O mais lindo pretexto dos céticos, relativistas e pragmatistas para advogar uma noção puramente funcional ou operacional da verdade é que a verdade certa e provada faz mal à saúde política da democracia. Se um sujeito está persuadido de que conhece a verdade, ele não tem a menor tolerância para com a opinião adversa. É o que eles alegam. Daí partem para provar a impossibilidade de provar o que quer que seja, proclamando que o mundo só será feliz quando todas as teorias se neutralizarem umas às outras e a humanidade reconhecer que não existem verda­des, apenas ficções úteis e provisórias. Suprimido o critério de veracidade, todas as idéias terão direitos iguais.

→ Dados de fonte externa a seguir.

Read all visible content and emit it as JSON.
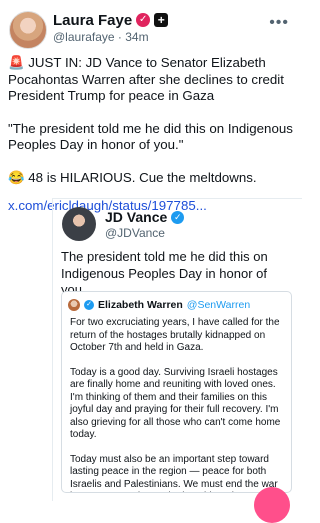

Será a democracia perfeita.

A mente habituada a julgar as afirmações pelo valor nominal aceita mais que depressa essa esperançosa conclusão, lisonjeada ademais pela perspectiva de que suas próprias opiniões, sendo tão úteis e provisórias quanto quaisquer outras, vale­rão o mesmo que as de Aristóteles ou Leibniz.

Mas, contra esse persuasivo arranjo de aparências, resta o fato brutal de que, dos dois grandes totalitarismos do século, comunismo e nazismo, nenhum acredi­tou na existência da verdade objetiva ou na possibilidade de conhecê-la. Bem ao contrário, estavam ambos convictos de que as idéias não são instrumentos para co­nhecer a realidade e sim para transformá-la. Karl Marx diz explicitamente isso nas famosas “Teses sobre Feuerbach”. Uma das mais excêntricas peculiaridades inte­lectuais do marxismo é justamente que sua visão da história declara não poder ser compreendida desde fora e pelo puro exame teorético: para captar suas insondáveis profundidades o sujeito tem de primeiro aderir à causa do proletariado e, partici­pando das lutas proletárias, apreender o processo revolucionário no próprio curso dialético da ação que o produz. Ao proclamar que a luta de classes é inseparavel­mente uma teoria científica e a regra prática da ação revolucionária, Marx perverte a noção mesma de “teoria científica”, que, de instrumento de síntese intelectual dos dados objetivos, se torna o meio de produzir ou modificar esses dados para que retroativamente coincidam com a teoria. Ninguém compreendeu isso melhor do que Lênin, quando descobriu que podia fazer uma revolução proletária num país sem proletariado: bastava que uma elite se autonomeasse representante dos proletá­rios futuros, tomasse o poder e em seguida criasse um proletariado.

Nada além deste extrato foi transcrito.